By February 24, 2021 No Comments

Le 23 Janvier, nous avons tenu le premier d’une série de webinaires conçus pour vous faire voyager à différentes parties du monde où des membres de SDIA font une différence pour la vie des gens. Chaque mois, nous visiterons un projet différent et nous apprendrons sur les gens et les besoins qui définissent son action. 

Notre premier voyage était en République Démocratique du Congo (RDC) où nous avons été gracieusement reçus par Salomon Dianteza Dimpiokia, Papy Kabondo et d’autres membres de l’équipe de Susila Dharma Congo.

Après que nous ayons vu la vidéo et entendu le récit de première main de Dianteza, le réalisateur, Heinz Cadera, a été invité à dire quelques mots sur la réalisation de ce film, dans le contexte d’une pandémie, sans aller lui-même au Congo.

“Ce film est venu à l’existence parce que Virginia m’a convaincu qu’il fallait le faire, et l’aide de Viktor Boehm a aussi été très importante. J’ai été au Congo il y a 10 ans, ce qui fait que je connais un peu le pays et comment les choses s’y passent.”

“À Paris, j’ai un bon ami congolais avec qui je travaillais, Rodin Munganga, et je lui ai demandé s’il connaissait quelqu’un au Congo qui pouvait faire le film. Ma question est passé par Rodin, puis un autre gars et encore un autre, et j’ai fini par trouver l’équipe au Congo.”

“Puis vint la partie compliquée!”

Problèmes et solutions

“Les Buchan voulaient le film pour la fin-Novembre, et je pense que le tournage a commencé le 10 Novembre. Puis le disque a disparu, je pense, pendant presque une semaine – DHL n’arrivait pas à le trouver dans son système de pistage! – juste pour le voir réapparaître avec Viktor Boehm à Munich, et j’ai donc foncé à Munich. Viktor était avec moi pour le montage – il était toujours à mes côtés, me donnant des photos – Je n’aurais pas pu faire ce film sans lui.”

“J’avais pensé que l’histoire se raconterait d’elle-même, mais, pendant le montage, j’ai réalisé que nous avions besoin d’un scénario et d’un commentaire. C’est là où Virginia est arrivée et a dit: ‘OK, je vais écrire le schéma narratif’, puis vint la question suivante qui était: ‘Qui va faire le commentaire?’

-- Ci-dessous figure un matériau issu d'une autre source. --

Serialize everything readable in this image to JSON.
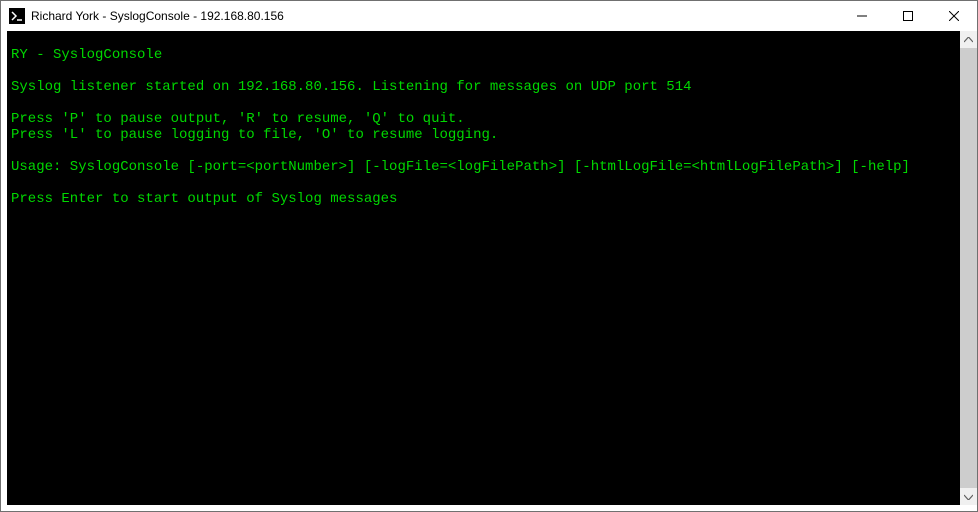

“J’ai pensé à ma belle-sœur Nadine et ai demandé si je pouvais avoir sa voix. C’est quelque chose qu’on peut faire aujourd’hui avec un smart phone – c’est étonnant. Avant, vous aviez besoin d’un studio, et les gens qui travaillent dans ce studio factureraient 500 euros par heure, et, maintenant, vous pouvez juste le faire avec un téléphone. J’ai recruté quelques autres personnes que je connaissais pour faire les voix off.

“Le film s’est fait lui-même”

“Donc, au commencement, il n’y avait pas vraiment de plan, mais, pendant le montage du film, il s’est réellement créé lui-même. Il vous faut seulement sentir ce que les gens ont à dire: les interviews sont très longues, et vous n’avez que 20 ou 30 secondes de contenu à extraire de 10 minutes. C’est dur de capter les choses importantes ou l’essence de ce que les gens disent.”

“Dianteza et l’équipe entière de SD Congo ont beaucoup aidé, organisant tout, prenant des dispositions pour les gens qui devaient venir; et, quand le caméraman et le pilote de drone sont arrivés, tout était prêt pour eux et les gens savaient quelles questions on leur poserait afin qu’ils puissent y répondre facilement.”

“J’ai demandé à un excellent ami, Leandro, de composer la musique. Ce qu’il a fait; donc, on peut voir le film partout, sans problème de droits d’auteur.”

Résultat!

Virginia Thomas, Directrice Générale de SDIA, a félicité Heinz et la narratrice, Nadine Winkler, disant qu’un journaliste professionnel de la BBC n’aurait pas fait mieux pour la narration. Elle a continué en disant que Tina Buchan (FIB) a été si ravie et touché par le film, qu’elle a proposé de travailler ensemble 10 ans de plus.